By 1955, the Cold War had created a specific focus for NATO, which allowed for multinationality to work. As Dr. Martin Zapfe, writes in his paper for the NATO Defence College, “Allied armed forces agreed to integrate and cooperate to a degree never seen before. They did so, however, against one single foe, in one single scenario.” While this inevitably reduces a state’s capabilities, and to a degree its independence, multinational integration was essential during the Cold War to ensure protection from the Soviet Union and its allies.
Multinationality can create political, logistical and operational challenges. These challenges may have been easier to deal with during the single-issue era of the Cold War, however, this is not the case in the twenty-first century as demonstrated by the Wales Summit’s strategic shift. According to Zapfe, “tying down troops in integrated units at a relatively low level drastically reduces a state’s ability to act independently: integration reduces strategic flexibility.” Logistically, standardizing weapons and ammunition is difficult to maintain during combat. Intensity of combat can cause breakdowns for multinational integrated units; language deficit and tactical deficiencies can be exacerbated by multinationality, and can be life-threatening in conflict situations. There are significant limitations to how far multinational integration can be taken before it creates negative consequences for combat effectiveness. Multinationality is nice for showing solidarity, but not for actual force structures in battle. Integration ultimately requires sharing, and this is only possible with a certain type of security environment. NATO members need to feel secure in order to give up resources to commit to multinational force structures.

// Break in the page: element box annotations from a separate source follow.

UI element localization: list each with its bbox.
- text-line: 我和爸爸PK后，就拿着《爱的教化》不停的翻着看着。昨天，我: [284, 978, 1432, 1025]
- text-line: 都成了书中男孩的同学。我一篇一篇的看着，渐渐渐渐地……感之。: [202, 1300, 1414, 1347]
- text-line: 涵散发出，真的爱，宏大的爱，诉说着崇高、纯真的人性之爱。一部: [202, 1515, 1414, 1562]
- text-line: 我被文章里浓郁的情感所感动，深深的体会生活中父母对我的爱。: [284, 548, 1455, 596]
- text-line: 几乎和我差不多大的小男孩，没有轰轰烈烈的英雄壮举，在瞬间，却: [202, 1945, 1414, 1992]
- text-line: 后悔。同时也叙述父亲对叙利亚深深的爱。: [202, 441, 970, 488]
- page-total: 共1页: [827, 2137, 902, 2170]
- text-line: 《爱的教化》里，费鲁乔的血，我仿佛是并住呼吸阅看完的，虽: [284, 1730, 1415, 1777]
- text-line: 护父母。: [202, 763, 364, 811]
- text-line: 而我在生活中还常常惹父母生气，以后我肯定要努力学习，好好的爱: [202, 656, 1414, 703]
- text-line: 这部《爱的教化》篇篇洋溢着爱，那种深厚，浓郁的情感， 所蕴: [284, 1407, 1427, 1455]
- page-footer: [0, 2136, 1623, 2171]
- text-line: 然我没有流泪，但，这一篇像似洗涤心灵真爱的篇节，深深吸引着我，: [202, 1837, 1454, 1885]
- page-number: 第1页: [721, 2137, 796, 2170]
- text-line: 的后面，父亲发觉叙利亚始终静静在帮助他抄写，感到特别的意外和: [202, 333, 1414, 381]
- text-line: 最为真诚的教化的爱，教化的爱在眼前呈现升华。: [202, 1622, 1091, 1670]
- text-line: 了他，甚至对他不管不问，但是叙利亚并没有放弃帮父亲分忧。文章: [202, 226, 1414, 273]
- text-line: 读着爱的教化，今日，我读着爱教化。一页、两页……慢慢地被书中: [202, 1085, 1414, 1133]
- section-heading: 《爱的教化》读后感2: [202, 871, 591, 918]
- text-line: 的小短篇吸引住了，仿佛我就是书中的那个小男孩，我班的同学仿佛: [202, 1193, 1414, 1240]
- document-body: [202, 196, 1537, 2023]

Effectiveness should be the highest priority with the new strategic focus of collective defence. The Declaration states, “We will ensure that the current NATO Command Structure remains robust, agile, and able to undertake all elements of effective command and control for simultaneous challenges.” In the past, Dr. Zapfe argues that NATO success came from well-practiced and well-drilled command and control structures, coupled with strong ad-hoc generated troops, not multinationality. There will still be a high degree of cooperative exercises and training, as this is fundamentally essential to the continued strength of the Alliance. These exercises and training, however, will focus on grand scheme multinational integration, rather than the low tactical level integration of the past. This will ensure that force structures will focus on combat-effectiveness rather than national composition. Moving away from “issues of political symbolism” and working toward “actual warfighting capability; and again, counting on a multinational corps including, potentially, multinational divisions or even brigades, is a risky bet.”
Multinationality still has a role to play, but not as significant as the past. It will play a significant role in the institution of the Very High Readiness Joint Task Force (VJTF), “in the face of this ‘hybrid’ threat, the VJTF stands in the tradition of the [Allied Mobile Force] and can, as its predecessor, best be described as a ‘mobile tripwire,’ constituting a deployable guarantee of Alliance solidarity.” The VJTF will still require a high degree of multinational integration.
The key takeaway from the Wales Summit’s redirecting of NATO’s focus toward collective defence in terms of multinationality is that members will be required to utilize a greater portion of their own capabilities for their own concerns primarily, and contribute to the pooled resources secondarily. This requires political and resource independence that the current structure of multinationality makes difficult. As Dr. Zapfe states, “improving NATO’s capabilities is acknowledging that the current course falls short.”